Like Danny Thomas, I, too, want to leave a legacy of hope for a better future. I have spent the past two years working at The Pachamama Alliance, an international non-profit organization that is preserving the Earth’s tropical rainforests by empowering indigenous people who are its natural custodians and contributing to the creation of a new global vision of equity and sustainability for all. I remain particularly interested in pursuing a career in environmental health, seeking to raise awareness of, and hopefully to eliminate, the unregulated chemical factors released in our environment that are harmful to our health. Aside from pursuing heartfelt professional goals, I continue to give back to St. Jude. Every year, I return home to Peoria to participate in annual events that raise money to benefit other children who are battling cancer at St. Jude.

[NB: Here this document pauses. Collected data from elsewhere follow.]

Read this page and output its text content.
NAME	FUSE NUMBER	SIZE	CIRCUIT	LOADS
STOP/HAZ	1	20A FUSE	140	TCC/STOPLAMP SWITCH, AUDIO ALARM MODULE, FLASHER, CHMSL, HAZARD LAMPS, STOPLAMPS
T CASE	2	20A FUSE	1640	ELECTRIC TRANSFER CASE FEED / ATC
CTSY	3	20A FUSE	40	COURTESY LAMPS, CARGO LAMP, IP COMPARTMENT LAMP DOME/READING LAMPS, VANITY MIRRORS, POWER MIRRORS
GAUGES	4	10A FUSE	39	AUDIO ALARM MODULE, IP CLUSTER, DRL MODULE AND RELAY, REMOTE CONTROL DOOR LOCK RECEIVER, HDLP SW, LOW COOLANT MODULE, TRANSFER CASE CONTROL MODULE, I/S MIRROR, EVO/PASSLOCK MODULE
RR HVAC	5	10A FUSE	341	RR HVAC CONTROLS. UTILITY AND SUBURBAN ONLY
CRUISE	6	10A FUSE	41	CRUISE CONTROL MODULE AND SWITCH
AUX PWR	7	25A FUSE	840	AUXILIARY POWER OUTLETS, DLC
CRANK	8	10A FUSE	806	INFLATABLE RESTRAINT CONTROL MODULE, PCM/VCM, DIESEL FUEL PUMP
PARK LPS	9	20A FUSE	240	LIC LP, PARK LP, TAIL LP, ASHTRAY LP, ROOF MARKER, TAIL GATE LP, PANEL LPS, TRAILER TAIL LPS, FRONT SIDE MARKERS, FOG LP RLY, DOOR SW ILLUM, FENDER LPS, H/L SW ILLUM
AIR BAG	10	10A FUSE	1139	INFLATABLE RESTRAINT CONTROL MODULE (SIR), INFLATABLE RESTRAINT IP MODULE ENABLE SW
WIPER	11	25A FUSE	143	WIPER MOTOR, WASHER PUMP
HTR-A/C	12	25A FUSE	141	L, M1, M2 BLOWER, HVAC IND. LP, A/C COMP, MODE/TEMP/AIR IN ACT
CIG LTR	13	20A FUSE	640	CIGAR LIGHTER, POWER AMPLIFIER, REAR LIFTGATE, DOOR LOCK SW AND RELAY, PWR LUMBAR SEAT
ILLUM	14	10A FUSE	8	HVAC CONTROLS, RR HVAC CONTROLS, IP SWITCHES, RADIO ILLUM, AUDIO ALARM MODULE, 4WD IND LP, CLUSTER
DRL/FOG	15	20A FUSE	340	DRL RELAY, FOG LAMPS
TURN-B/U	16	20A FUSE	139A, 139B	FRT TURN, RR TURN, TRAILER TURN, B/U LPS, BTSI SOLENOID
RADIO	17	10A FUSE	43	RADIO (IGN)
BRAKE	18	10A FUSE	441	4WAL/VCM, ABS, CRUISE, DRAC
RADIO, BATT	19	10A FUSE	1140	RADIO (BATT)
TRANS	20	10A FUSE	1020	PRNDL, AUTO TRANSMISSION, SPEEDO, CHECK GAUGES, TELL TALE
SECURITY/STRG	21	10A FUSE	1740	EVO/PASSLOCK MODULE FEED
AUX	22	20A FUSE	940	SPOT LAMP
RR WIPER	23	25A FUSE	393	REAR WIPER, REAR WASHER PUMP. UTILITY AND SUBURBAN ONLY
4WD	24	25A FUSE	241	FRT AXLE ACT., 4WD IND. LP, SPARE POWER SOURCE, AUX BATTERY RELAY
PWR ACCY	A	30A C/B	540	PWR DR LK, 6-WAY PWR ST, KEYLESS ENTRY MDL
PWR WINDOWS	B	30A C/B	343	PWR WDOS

I wonder if Danny Thomas realized what a contribution to our future he was making when he founded St. Jude. After achieving international success as an entertainer, Thomas traveled the country to talk about his dream of giving back to the greater community. St. Jude is the result of Thomas sharing his vision and inspiring others to make this dream a reality—a world-renown hospital whose innovative research is a beacon to families everywhere. This hospital is not just where I got well; it’s where I became who I am. Having cancer transformed my relation to humanity, to all of us. I am alive to participate in this life, in this world. I am here to be a voice for those who could not tell their own stories. The resolve of Danny Thomas inspires me to stand up for what I believe and fight for it: a world without cancer.